あの素人以下の絵を描いていた当時の自分からは想像もできないほど身の回りの環境が変化していった。
先ほども話したが、僕は芸大でも美大でもなく、普通の専門学校に通っただけである。
専門学校なら300万程度で済み、恐らく芸大や美大と教わる事は、変わりないのではないかと個人的には思っている。
なので結論から言うと、僕のおすすめは専門学校に通って画力を上げ、海外にでて活動し、そこで得た知識と経験を日本での活動にも生かしていくという方法だ。
ちなみに
世界画家旅人の中でも何度か話しているのでチェックしておいて欲しい。
親のお金で学ぶと挫折しがち?
『誰が学費を払うのか?』という所もこれからの画家人生において重要な要素となりえる事に気がついた。
僕も画家を志した当初は美大、芸大に入学したいと考えており、アルバイトをして必死に働いて学費をためた。
しかし、当然500万円〜600万円という莫大な学費を稼ぐ事が出来ず、結局、絵を学ぶだけなので専門学校でもいいかという結論にいたり大阪デザイナー専門学校に入学する事にした。
僕自身は「この必死に貯めたお金を絶対に無駄にしない」っという断固たる決意をしていた。
しかし、まわりの生徒は親の稼いだお金で入学していたため、どことなく僕とは意識の高さが違うのを感じていたのだ。
やはり自分で稼いだお金と第三者が稼いだお金ででは、学ぶ意欲というものが違ってくる。
今思えばその時のクラスのほぼ98%の人が夢を諦めてしまっている現実がある。
この事から出来れば自分自身で稼いだお金で学ぶ方が良いと言えるだろう。
世界を旅する画家のまとめ
結論から言うと
別に芸術系の大学に通わなくてもいいのではないかなと僕は考えている。
結局はあなた自身の気の持ちようで、アーティストや画家として生きていけるのか決まってくる事になるのだ。

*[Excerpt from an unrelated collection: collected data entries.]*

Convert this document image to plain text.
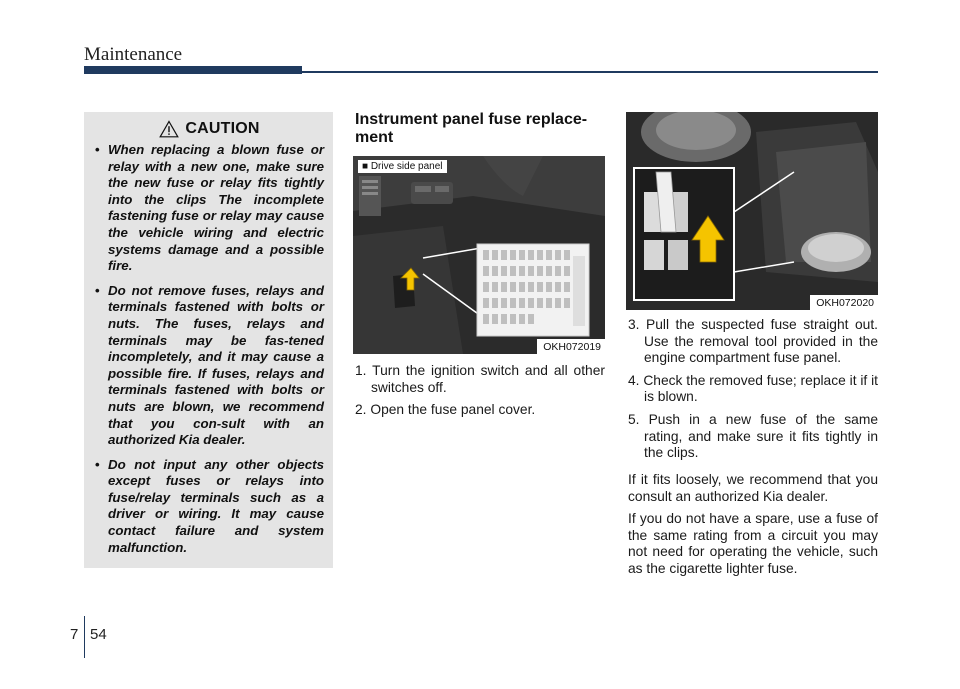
Maintenance
CAUTION
• When replacing a blown fuse or relay with a new one, make sure the new fuse or relay fits tightly into the clips The incomplete fastening fuse or relay may cause the vehicle wiring and electric systems damage and a possible fire.
• Do not remove fuses, relays and terminals fastened with bolts or nuts. The fuses, relays and terminals may be fas-tened incompletely, and it may cause a possible fire. If fuses, relays and terminals fastened with bolts or nuts are blown, we recommend that you con-sult with an authorized Kia dealer.
• Do not input any other objects except fuses or relays into fuse/relay terminals such as a driver or wiring. It may cause contact failure and system malfunction.
Instrument panel fuse replace-ment
■ Drive side panel
OKH072019
1. Turn the ignition switch and all other switches off.
2. Open the fuse panel cover.
OKH072020
3. Pull the suspected fuse straight out. Use the removal tool provided in the engine compartment fuse panel.
4. Check the removed fuse; replace it if it is blown.
5. Push in a new fuse of the same rating, and make sure it fits tightly in the clips.

If it fits loosely, we recommend that you consult an authorized Kia dealer.

If you do not have a spare, use a fuse of the same rating from a circuit you may not need for operating the vehicle, such as the cigarette lighter fuse.

7 54
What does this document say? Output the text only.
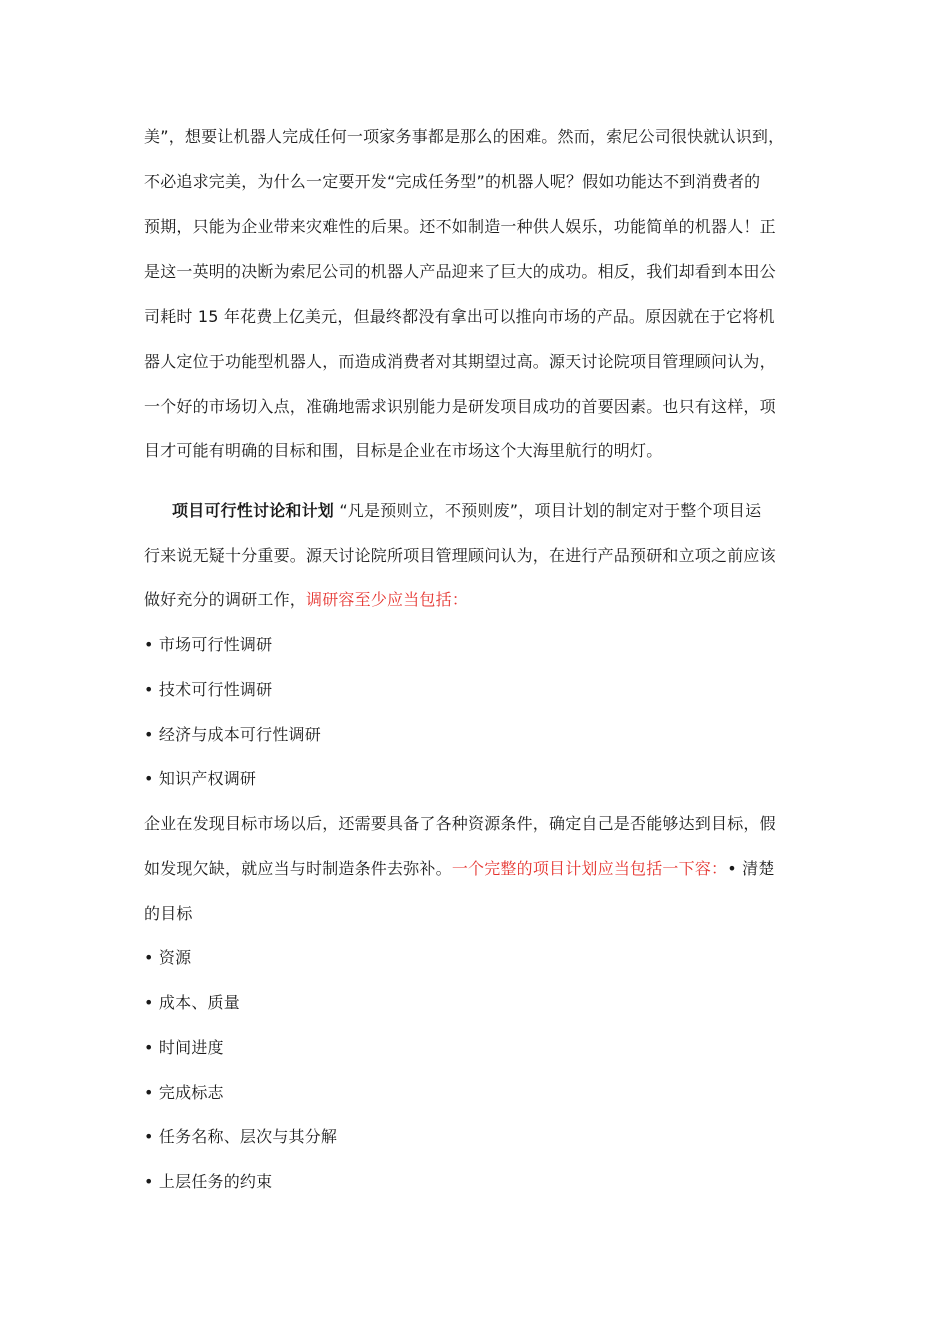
美”，想要让机器人完成任何一项家务事都是那么的困难。然而，索尼公司很快就认识到，
不必追求完美，为什么一定要开发“完成任务型”的机器人呢？假如功能达不到消费者的
预期，只能为企业带来灾难性的后果。还不如制造一种供人娱乐，功能简单的机器人！正
是这一英明的决断为索尼公司的机器人产品迎来了巨大的成功。相反，我们却看到本田公
司耗时 15 年花费上亿美元，但最终都没有拿出可以推向市场的产品。原因就在于它将机
器人定位于功能型机器人，而造成消费者对其期望过高。源天讨论院项目管理顾问认为，
一个好的市场切入点，准确地需求识别能力是研发项目成功的首要因素。也只有这样，项
目才可能有明确的目标和围，目标是企业在市场这个大海里航行的明灯。
项目可行性讨论和计划 “凡是预则立，不预则废”，项目计划的制定对于整个项目运
行来说无疑十分重要。源天讨论院所项目管理顾问认为，在进行产品预研和立项之前应该
做好充分的调研工作，调研容至少应当包括：
• 市场可行性调研
• 技术可行性调研
• 经济与成本可行性调研
• 知识产权调研
企业在发现目标市场以后，还需要具备了各种资源条件，确定自己是否能够达到目标，假
如发现欠缺，就应当与时制造条件去弥补。一个完整的项目计划应当包括一下容：• 清楚
的目标
• 资源
• 成本、质量
• 时间进度
• 完成标志
• 任务名称、层次与其分解
• 上层任务的约束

もしも、過去の僕があなたと同じような事で悩んでいるとしたらこう言ってあげたい。
「専門学校に行って絵を学んでから海外に行きないさい。そして次に自分を世に出す方法を学びなさい」
なぜこう言いたいのかと言うと、僕はこれらの事をして今こうして絵を描いて生活できるまでに成長できたからである。
今どんなに才能がなくても、また優れた技術がなくても、それは皆同じ事なのである。
しかし、それでも情熱を持ち続けながら継続して行動し続ければ、どんな壁が現れても達成可能なのだから。
僕はこの日本に新たな感性を持ったアーティストが数多く誕生する事を心から願っている。